Mark E. Mullins, MD, PhD
Undergrad Institution; Degree and Major:
Harvard, AB, Chemistry
In practice since:
Diagnostic Radiology & Neuroradiology
Where and for how many years did you train AFTER medical school:
How did you choose your specialty?
I think of Radiology as composed of 4 major pillars: anatomy, physiology, technology and pathology…all 4 are domains that I find very interesting. I also like the aspect of what must be akin to "detective work" in what we do—trying to figure out what is going on clinically with a patient by using Radiological examinations. I also found that I was drawn in by the scans themselves (I loved looking at scans and going to the reading room) and by the people in Radiology. Radiology also fits in very well with my interest in doing academia, including teaching and research. A common characteristic that I noticed about myself, and many of those going into Radiology, is that they liked more than they disliked about the classes and rotations they had in medical school…that is, liking a variety of different classes and rotations, sometimes making the choice of specialty more challenging.

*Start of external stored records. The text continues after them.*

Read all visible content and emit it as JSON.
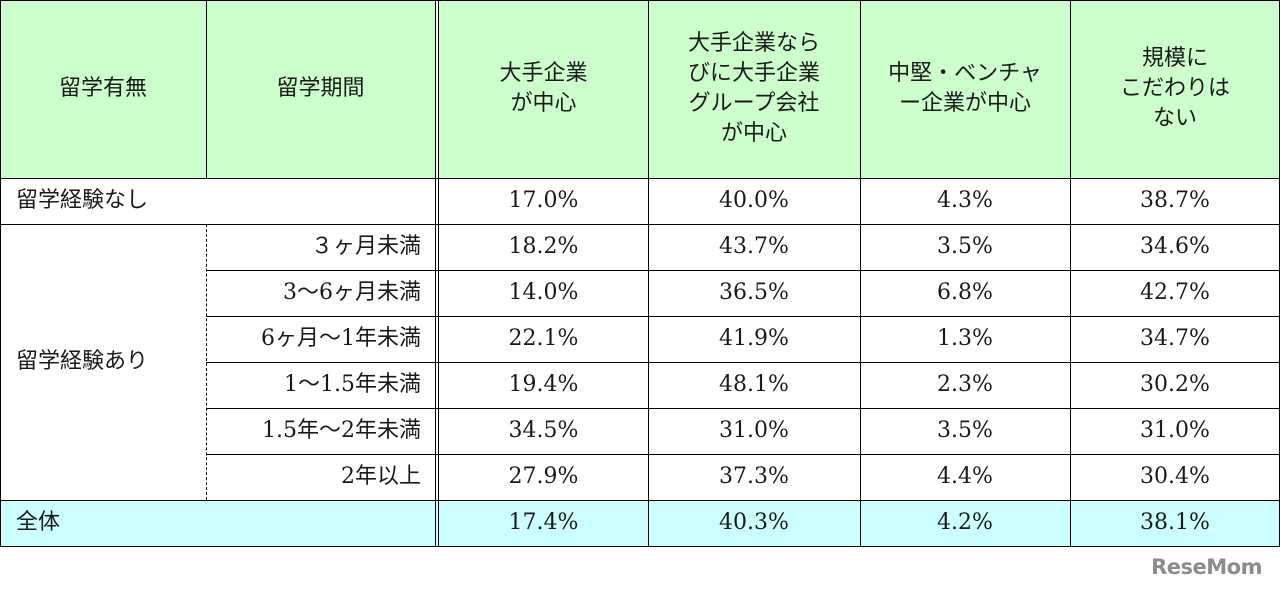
{
  "headers": {
    "abroad": "留学有無",
    "period": "留学期間",
    "cols": [
      [
        "大手企業",
        "が中心"
      ],
      [
        "大手企業なら",
        "びに大手企業",
        "グループ会社",
        "が中心"
      ],
      [
        "中堅・ベンチャ",
        "ー企業が中心"
      ],
      [
        "規模に",
        "こだわりは",
        "ない"
      ]
    ]
  },
  "rows": {
    "none": {
      "label": "留学経験なし",
      "values": [
        "17.0%",
        "40.0%",
        "4.3%",
        "38.7%"
      ]
    },
    "with": {
      "label": "留学経験あり",
      "sub": [
        {
          "period": "３ヶ月未満",
          "values": [
            "18.2%",
            "43.7%",
            "3.5%",
            "34.6%"
          ]
        },
        {
          "period": "3～6ヶ月未満",
          "values": [
            "14.0%",
            "36.5%",
            "6.8%",
            "42.7%"
          ]
        },
        {
          "period": "6ヶ月～1年未満",
          "values": [
            "22.1%",
            "41.9%",
            "1.3%",
            "34.7%"
          ]
        },
        {
          "period": "1～1.5年未満",
          "values": [
            "19.4%",
            "48.1%",
            "2.3%",
            "30.2%"
          ]
        },
        {
          "period": "1.5年～2年未満",
          "values": [
            "34.5%",
            "31.0%",
            "3.5%",
            "31.0%"
          ]
        },
        {
          "period": "2年以上",
          "values": [
            "27.9%",
            "37.3%",
            "4.4%",
            "30.4%"
          ]
        }
      ]
    },
    "total": {
      "label": "全体",
      "values": [
        "17.4%",
        "40.3%",
        "4.2%",
        "38.1%"
      ]
    }
  },
  "logo": "ReseMom"
}
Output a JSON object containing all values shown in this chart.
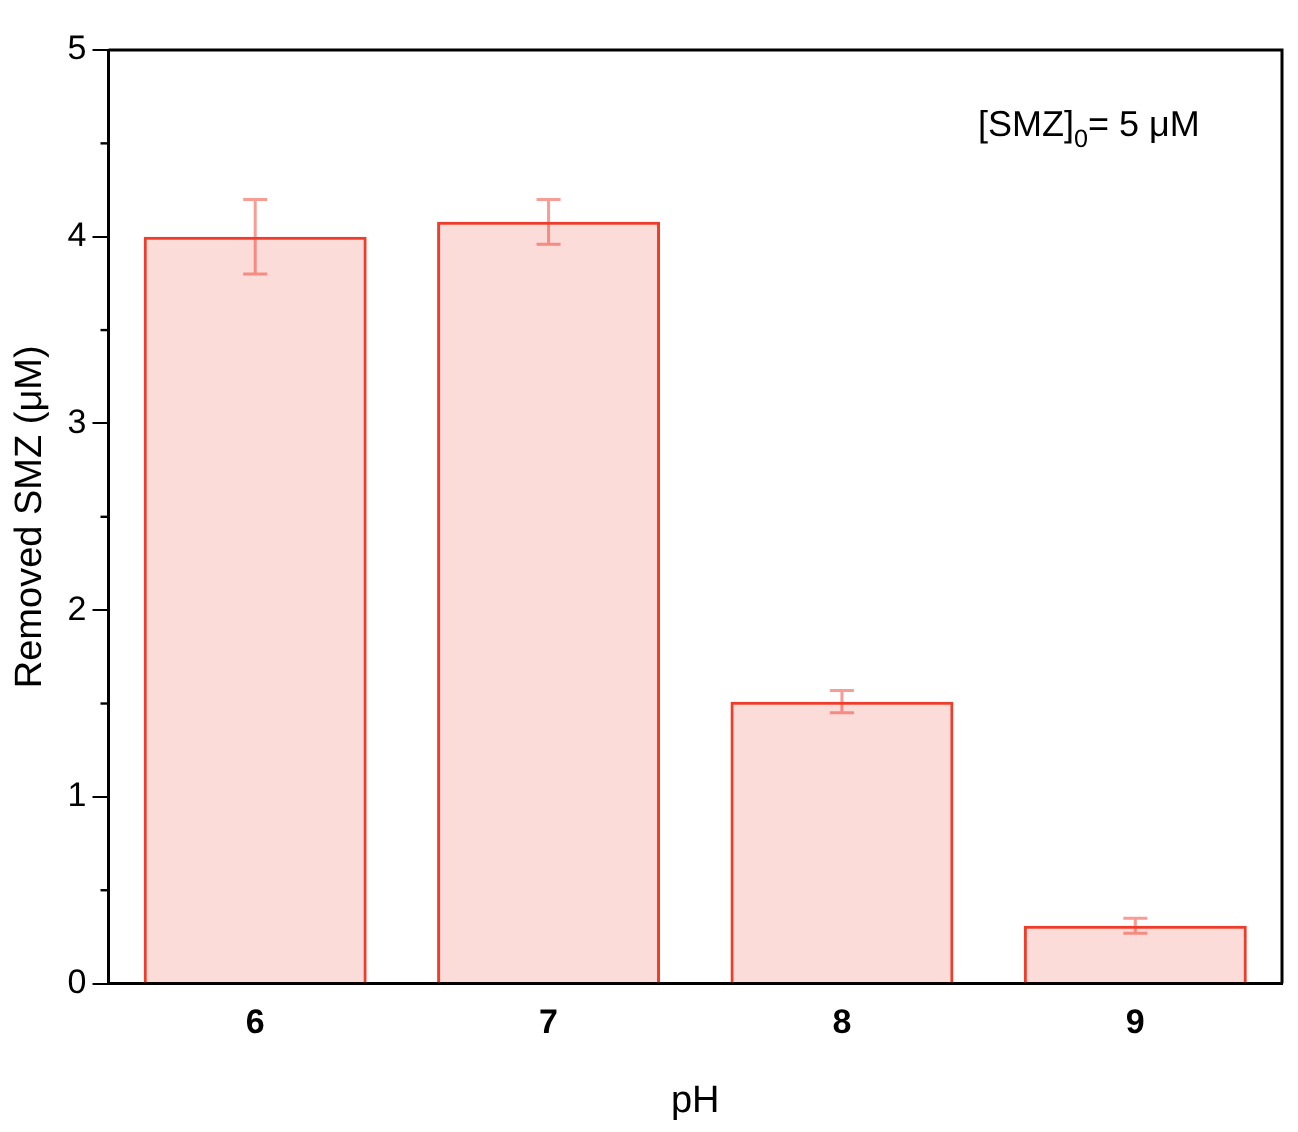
{
  "chart_data": {
    "type": "bar",
    "xlabel": "pH",
    "ylabel": "Removed SMZ (μM)",
    "categories": [
      "6",
      "7",
      "8",
      "9"
    ],
    "values": [
      4.0,
      4.08,
      1.51,
      0.31
    ],
    "errors": [
      0.2,
      0.12,
      0.06,
      0.04
    ],
    "color": "#f03c2a",
    "ylim": [
      0,
      5
    ],
    "yticks": [
      0,
      1,
      2,
      3,
      4,
      5
    ],
    "annotations": [
      "[SMZ]$_{0}$= 5 μM"
    ]
  }
}
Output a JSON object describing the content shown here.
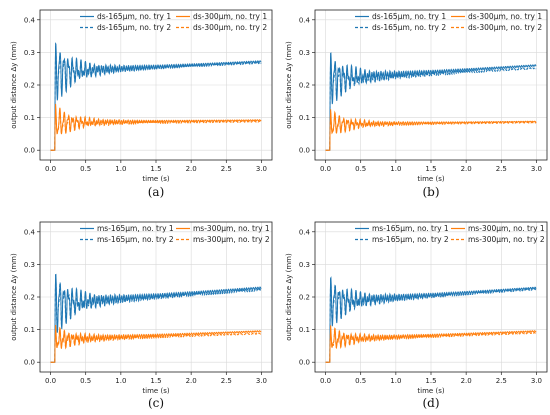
{
  "colors": {
    "blue": "#1f77b4",
    "orange": "#ff7f0e",
    "grid": "#d9d9d9"
  },
  "chart_data": [
    {
      "type": "line",
      "caption": "(a)",
      "xlabel": "time (s)",
      "ylabel": "output distance Δy (mm)",
      "xlim": [
        -0.15,
        3.15
      ],
      "ylim": [
        -0.03,
        0.43
      ],
      "xticks": [
        "0.0",
        "0.5",
        "1.0",
        "1.5",
        "2.0",
        "2.5",
        "3.0"
      ],
      "yticks": [
        "0.0",
        "0.1",
        "0.2",
        "0.3",
        "0.4"
      ],
      "grid": true,
      "legend": "top-right",
      "series": [
        {
          "name": "ds-165μm, no. try 1",
          "color": "blue",
          "dash": false,
          "peak": 0.32,
          "start": 0.24,
          "end": 0.272,
          "ripple": 0.045,
          "ripple_end": 0.006
        },
        {
          "name": "ds-165μm, no. try 2",
          "color": "blue",
          "dash": true,
          "peak": 0.305,
          "start": 0.24,
          "end": 0.268,
          "ripple": 0.04,
          "ripple_end": 0.005
        },
        {
          "name": "ds-300μm, no. try 1",
          "color": "orange",
          "dash": false,
          "peak": 0.13,
          "start": 0.085,
          "end": 0.092,
          "ripple": 0.025,
          "ripple_end": 0.004
        },
        {
          "name": "ds-300μm, no. try 2",
          "color": "orange",
          "dash": true,
          "peak": 0.12,
          "start": 0.082,
          "end": 0.088,
          "ripple": 0.022,
          "ripple_end": 0.004
        }
      ]
    },
    {
      "type": "line",
      "caption": "(b)",
      "xlabel": "time (s)",
      "ylabel": "output distance Δy (mm)",
      "xlim": [
        -0.15,
        3.15
      ],
      "ylim": [
        -0.03,
        0.43
      ],
      "xticks": [
        "0.0",
        "0.5",
        "1.0",
        "1.5",
        "2.0",
        "2.5",
        "3.0"
      ],
      "yticks": [
        "0.0",
        "0.1",
        "0.2",
        "0.3",
        "0.4"
      ],
      "grid": true,
      "legend": "top-right",
      "series": [
        {
          "name": "ds-165μm, no. try 1",
          "color": "blue",
          "dash": false,
          "peak": 0.29,
          "start": 0.22,
          "end": 0.26,
          "ripple": 0.045,
          "ripple_end": 0.006
        },
        {
          "name": "ds-165μm, no. try 2",
          "color": "blue",
          "dash": true,
          "peak": 0.27,
          "start": 0.215,
          "end": 0.252,
          "ripple": 0.04,
          "ripple_end": 0.005
        },
        {
          "name": "ds-300μm, no. try 1",
          "color": "orange",
          "dash": false,
          "peak": 0.115,
          "start": 0.08,
          "end": 0.088,
          "ripple": 0.022,
          "ripple_end": 0.003
        },
        {
          "name": "ds-300μm, no. try 2",
          "color": "orange",
          "dash": true,
          "peak": 0.108,
          "start": 0.078,
          "end": 0.085,
          "ripple": 0.02,
          "ripple_end": 0.003
        }
      ]
    },
    {
      "type": "line",
      "caption": "(c)",
      "xlabel": "time (s)",
      "ylabel": "output distance Δy (mm)",
      "xlim": [
        -0.15,
        3.15
      ],
      "ylim": [
        -0.03,
        0.43
      ],
      "xticks": [
        "0.0",
        "0.5",
        "1.0",
        "1.5",
        "2.0",
        "2.5",
        "3.0"
      ],
      "yticks": [
        "0.0",
        "0.1",
        "0.2",
        "0.3",
        "0.4"
      ],
      "grid": true,
      "legend": "top-right",
      "series": [
        {
          "name": "ms-165μm, no. try 1",
          "color": "blue",
          "dash": false,
          "peak": 0.26,
          "start": 0.18,
          "end": 0.228,
          "ripple": 0.05,
          "ripple_end": 0.008
        },
        {
          "name": "ms-165μm, no. try 2",
          "color": "blue",
          "dash": true,
          "peak": 0.25,
          "start": 0.178,
          "end": 0.222,
          "ripple": 0.045,
          "ripple_end": 0.007
        },
        {
          "name": "ms-300μm, no. try 1",
          "color": "orange",
          "dash": false,
          "peak": 0.1,
          "start": 0.07,
          "end": 0.095,
          "ripple": 0.028,
          "ripple_end": 0.005
        },
        {
          "name": "ms-300μm, no. try 2",
          "color": "orange",
          "dash": true,
          "peak": 0.095,
          "start": 0.068,
          "end": 0.088,
          "ripple": 0.025,
          "ripple_end": 0.004
        }
      ]
    },
    {
      "type": "line",
      "caption": "(d)",
      "xlabel": "time (s)",
      "ylabel": "output distance Δy (mm)",
      "xlim": [
        -0.15,
        3.15
      ],
      "ylim": [
        -0.03,
        0.43
      ],
      "xticks": [
        "0.0",
        "0.5",
        "1.0",
        "1.5",
        "2.0",
        "2.5",
        "3.0"
      ],
      "yticks": [
        "0.0",
        "0.1",
        "0.2",
        "0.3",
        "0.4"
      ],
      "grid": true,
      "legend": "top-right",
      "series": [
        {
          "name": "ms-165μm, no. try 1",
          "color": "blue",
          "dash": false,
          "peak": 0.25,
          "start": 0.185,
          "end": 0.228,
          "ripple": 0.045,
          "ripple_end": 0.006
        },
        {
          "name": "ms-165μm, no. try 2",
          "color": "blue",
          "dash": true,
          "peak": 0.24,
          "start": 0.182,
          "end": 0.224,
          "ripple": 0.04,
          "ripple_end": 0.005
        },
        {
          "name": "ms-300μm, no. try 1",
          "color": "orange",
          "dash": false,
          "peak": 0.1,
          "start": 0.07,
          "end": 0.095,
          "ripple": 0.025,
          "ripple_end": 0.005
        },
        {
          "name": "ms-300μm, no. try 2",
          "color": "orange",
          "dash": true,
          "peak": 0.095,
          "start": 0.068,
          "end": 0.09,
          "ripple": 0.022,
          "ripple_end": 0.004
        }
      ]
    }
  ]
}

What do you like MOST, and like LEAST, about your specialty?
There are many areas I enjoy about Radiology but I guess the thing that I like the most is the challenge. It is intellectually stimulating and gives you a chance to help someone case after case. I guess the area I like least about it is how clinicians and administrators outside of Radiology sometimes make our situation more challenging. For example, there are misconceptions about Radiology that medical students hear and I think that this does a disservice to everyone involved.
In your opinion, what attributes are important in anyone choosing this specialty?
Many us interact with a lot of people so good people skills are important. You should be smart and well-organized with attention to detail and goal oriented.